I am merely a body disrobed. I turn to the aquarium where Suso the fish is

and where water, earth, fire, air cannot be distinguished.

(At the beginning of the fourteenth century a famous Dominican by the name of Suso lived in Suabia. He had a subtle intelligence like his Meister Eckhart of Cologne.)

I lower my eyes over Nietzsche’s mouth, which is still lying on my chest

it is the fish’s grave,

the fish will die at the bottom of the aquarium but the water and fire, dividing themselves, allowed me to see a space full of trees where his fins circulate through beds of leaves, dry branches, deeply marked stones.

He lives with his spirit and his solitude, of which he has not tired for ten years:

always walking, they stumbled upon a deep pit, a kind of amphitheater where young men and women were sitting. Among those who were naked there was a silken body, with gently sloping breasts that reminded him of a harp in full repose. The night, not yet fully ended, was reflected in the hole; gradually, they all undressed — Nietzsche, Saint John of the Cross, Thomas Müntzer, and she herself, Ana de Peñalosa. In their complete immobility, they began to hear the footsteps of those who were approaching. A sudden paralysis took hold of Nietzsche’s sex and heads lit up in the treetops. Truthfully, Ana de Peñalosa did not know what awaited her. The text had just been completed and had fallen at the feet of Saint John of the Cross. A drift of pigs advanced into the clearing, the bodies of the naked young women had taken on a precise luminosity. Where there was no longer any need for speech, Nietzsche agonized. Moved, Ana de Peñalosa touched a pig brought him home

to the place where she had slept

if she could be rhythm

she would leave home,

with the house,

tonight.

Tonight, the pig ate F. Nietzsche, contradicting “pearls should not be cast before swine.”

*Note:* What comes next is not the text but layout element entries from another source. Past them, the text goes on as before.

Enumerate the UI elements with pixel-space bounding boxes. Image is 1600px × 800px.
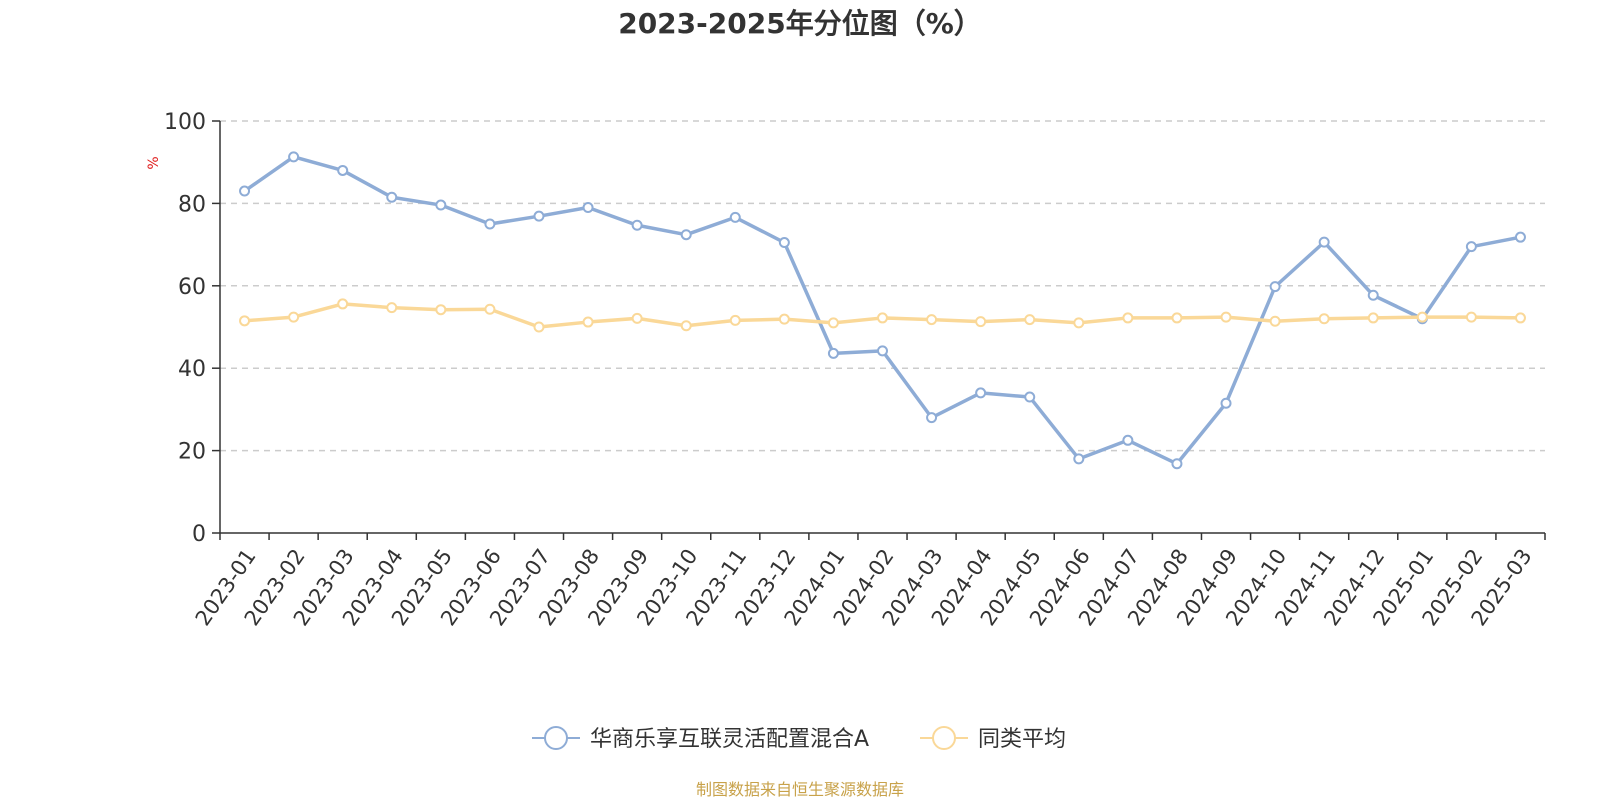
legend-swatch-circle	[544, 726, 568, 750]
grid-lines	[220, 120, 1545, 452]
data-point	[239, 185, 251, 197]
data-point	[582, 316, 594, 328]
data-point	[1220, 311, 1232, 323]
data-point	[1073, 317, 1085, 329]
legend: 华商乐享互联灵活配置混合A 同类平均	[532, 726, 1066, 752]
data-point	[533, 210, 545, 222]
data-point	[729, 314, 741, 326]
y-axis-label: %	[146, 156, 162, 169]
data-point	[1171, 458, 1183, 470]
data-point	[778, 237, 790, 249]
data-point	[533, 321, 545, 333]
data-point	[729, 211, 741, 223]
legend-swatch-circle	[932, 726, 956, 750]
data-point	[877, 312, 888, 324]
data-point	[975, 387, 987, 399]
y-tick-label: 80	[178, 192, 206, 217]
data-point	[1171, 312, 1183, 324]
legend-label: 同类平均	[978, 727, 1066, 752]
y-tick-label: 60	[178, 275, 206, 300]
series-1	[239, 298, 1526, 333]
data-point	[1269, 315, 1281, 327]
data-point	[386, 191, 398, 203]
axes: 0204060801002023-012023-022023-032023-04…	[146, 110, 1546, 630]
data-point	[288, 311, 300, 323]
data-point	[1416, 311, 1428, 323]
data-point	[435, 304, 447, 316]
y-tick-label: 0	[192, 522, 206, 547]
data-point	[1514, 231, 1526, 243]
source-note: 制图数据来自恒生聚源数据库	[695, 780, 904, 799]
data-point	[1465, 241, 1477, 253]
y-tick-label: 20	[178, 440, 206, 465]
data-point	[975, 316, 987, 328]
data-point	[680, 229, 692, 241]
data-point	[1367, 312, 1379, 324]
series-0	[239, 151, 1526, 470]
data-point	[827, 347, 839, 359]
data-point	[926, 412, 938, 424]
data-point	[1024, 314, 1036, 326]
legend-item-0[interactable]: 华商乐享互联灵活配置混合A	[532, 726, 869, 752]
data-point	[631, 219, 643, 231]
data-point	[778, 313, 790, 325]
data-point	[1073, 453, 1085, 465]
data-point	[1367, 289, 1379, 301]
data-point	[337, 164, 349, 176]
legend-item-1[interactable]: 同类平均	[920, 726, 1066, 752]
data-point	[1318, 236, 1330, 248]
data-point	[1122, 312, 1134, 324]
series-lines	[239, 151, 1526, 470]
data-point	[1465, 311, 1477, 323]
data-point	[386, 302, 398, 314]
data-point	[827, 317, 839, 329]
data-point	[582, 202, 594, 214]
data-point	[1269, 281, 1281, 293]
data-point	[631, 312, 643, 324]
y-tick-label: 40	[178, 357, 206, 382]
data-point	[877, 345, 888, 357]
data-point	[484, 303, 496, 315]
data-point	[926, 314, 938, 326]
y-tick-label: 100	[164, 110, 206, 135]
data-point	[288, 151, 300, 163]
data-point	[1220, 397, 1232, 409]
data-point	[484, 218, 496, 230]
data-point	[680, 320, 692, 332]
data-point	[1024, 391, 1036, 403]
data-point	[239, 315, 251, 327]
data-point	[435, 199, 447, 211]
data-point	[1318, 313, 1330, 325]
legend-label: 华商乐享互联灵活配置混合A	[590, 727, 869, 752]
data-point	[337, 298, 349, 310]
data-point	[1122, 434, 1134, 446]
chart-title: 2023-2025年分位图（%）	[618, 7, 982, 40]
data-point	[1514, 312, 1526, 324]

When he understood it was time to return, he raised his snout from Ana de Peñalosa’s lap,

over which he meditated

and asked

where to?

Nietzsche leaned over the river that ran incessantly with a vibrant appearance.

THERE, she answered him. If you dare.

where? repeated Nietzsche

acquainted with rivers, shadows, choirs, texts, courtyards, names, the geographical and genealogical particularities inhabiting Ana de Peñalosa’s house

THERE, repeated the writing that had been imprinted on the water with the back of a horse,

the paws of a bear,

large scales,

the smell of a pig,

and a delicious beating of oars

She moved all the books, notebooks, and papers to the right. She had never felt so quietly alone, it was strange that that strange Ana de Peñalosa had the monk Eckhart — the Pig — in her room. Not a compilation of the Sermons

Quasi stella matutina in medio

nebulae et quasi luna plena in

diebus suis lucet et quasi sol

refulgens, sic iste refulsit

not the Book of Consolation,

nor the Treatises,

but bear, woman, blood, rose

if I concentrate on a fragment of time

not today, or tomorrow

but if I concentrate on a fragment of time,

now,

that fragment will reveal all time.

Place 23 —

This was how Ana de Peñalosa read this writing and she could only see it through lace, viscera of her body; she had awoken at dawn; at that dawn’s first light she had had the following dream:

it was dawn, I left an immense unknown place with Sister Inés and

a very young daughter of mine, dressed in black (her face also hidden by a veil covered with precious stones. The two of us will lead the girl to a place) Sister Inés wept and said: This world is ending.

I tried to console her, saying certainly a new world is beginning.